Для нас Владимир Алексеевич Гиляровский был живое звено, соединяющее наше время — начало двадцатого века — с ушедшим в прошлое девятнадцатым столетием, его восьмидесятыми годами. Мы слушали из уст современника и очевидца рассказы о старой Москве, и не только о Москве — о всей России: ведь он знал Салтыкова-Щедрина, Лескова, Глеба Успенского, он был близок с Ильей Ефимовичем Репиным, Саврасовым, Левитаном и уж, конечно, с Чеховым.
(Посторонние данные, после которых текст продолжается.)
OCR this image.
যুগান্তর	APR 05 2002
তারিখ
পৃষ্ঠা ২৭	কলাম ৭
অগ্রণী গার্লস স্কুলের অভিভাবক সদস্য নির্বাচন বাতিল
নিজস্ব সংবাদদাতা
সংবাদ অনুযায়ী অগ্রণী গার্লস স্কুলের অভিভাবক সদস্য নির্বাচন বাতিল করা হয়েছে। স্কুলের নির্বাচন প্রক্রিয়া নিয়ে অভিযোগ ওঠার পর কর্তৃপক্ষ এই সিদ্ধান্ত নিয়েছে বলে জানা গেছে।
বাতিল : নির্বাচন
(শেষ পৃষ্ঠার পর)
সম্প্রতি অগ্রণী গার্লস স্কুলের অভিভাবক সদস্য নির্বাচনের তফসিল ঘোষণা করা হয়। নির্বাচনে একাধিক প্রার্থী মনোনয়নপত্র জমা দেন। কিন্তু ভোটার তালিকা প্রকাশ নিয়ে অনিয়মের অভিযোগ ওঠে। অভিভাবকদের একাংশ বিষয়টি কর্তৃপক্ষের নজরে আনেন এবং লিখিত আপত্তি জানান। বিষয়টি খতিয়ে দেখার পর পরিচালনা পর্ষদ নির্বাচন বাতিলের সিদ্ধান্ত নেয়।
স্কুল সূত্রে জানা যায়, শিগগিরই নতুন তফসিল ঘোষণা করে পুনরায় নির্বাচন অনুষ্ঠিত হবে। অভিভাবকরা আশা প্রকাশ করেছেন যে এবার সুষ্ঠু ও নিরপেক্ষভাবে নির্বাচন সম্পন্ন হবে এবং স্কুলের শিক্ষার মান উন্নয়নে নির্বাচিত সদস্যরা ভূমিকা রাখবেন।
Дядя Гиляй был превосходный рассказчик, не лишенный актерского таланта (он был близок и к театру), и жаль, что в книге, о которой идет речь, он успел описать лишь частицу того, что он знал и видел. Где бы ни появлялся дядя Гиляй, он, как теперь принято говорить, «занимал площадку». Уже в старости он любил показывать свою силу, крепость железных мускулов; сплетал свои пальцы с пальцами молодого, сильного человека и мгновенно укладывал его руку на стол. Он не прочь был поднять одной рукой четыре стула, поставленных друг на друга. Часто в воспоминаниях о Гиляровском пишут добродушно, но чуть иронически, как о Тартарене или даже рыцаре Фальстафе, — но он не был ни тем, ни другим. Он был москвич, и притом москвич замечательный, своего рода достопримечательность. Недаром еще молодой Чехов мечтал о визите к Гиляровскому, «сделавшемуся в последнее время царьком московских репортеров». Но не только за это ценил Чехов дядю Гиляя. Ближе познакомившись с его творчеством, он писал А. Н. Плещееву: «Радуюсь за Гиляровского. Это человечина хороший и не без таланта... Он чует красоту в чужих произведениях, знает, что первая и главная прелесть рассказа — это простота и искренность, но быть искренним и простым в своих рассказах он не может: не хватает мужества».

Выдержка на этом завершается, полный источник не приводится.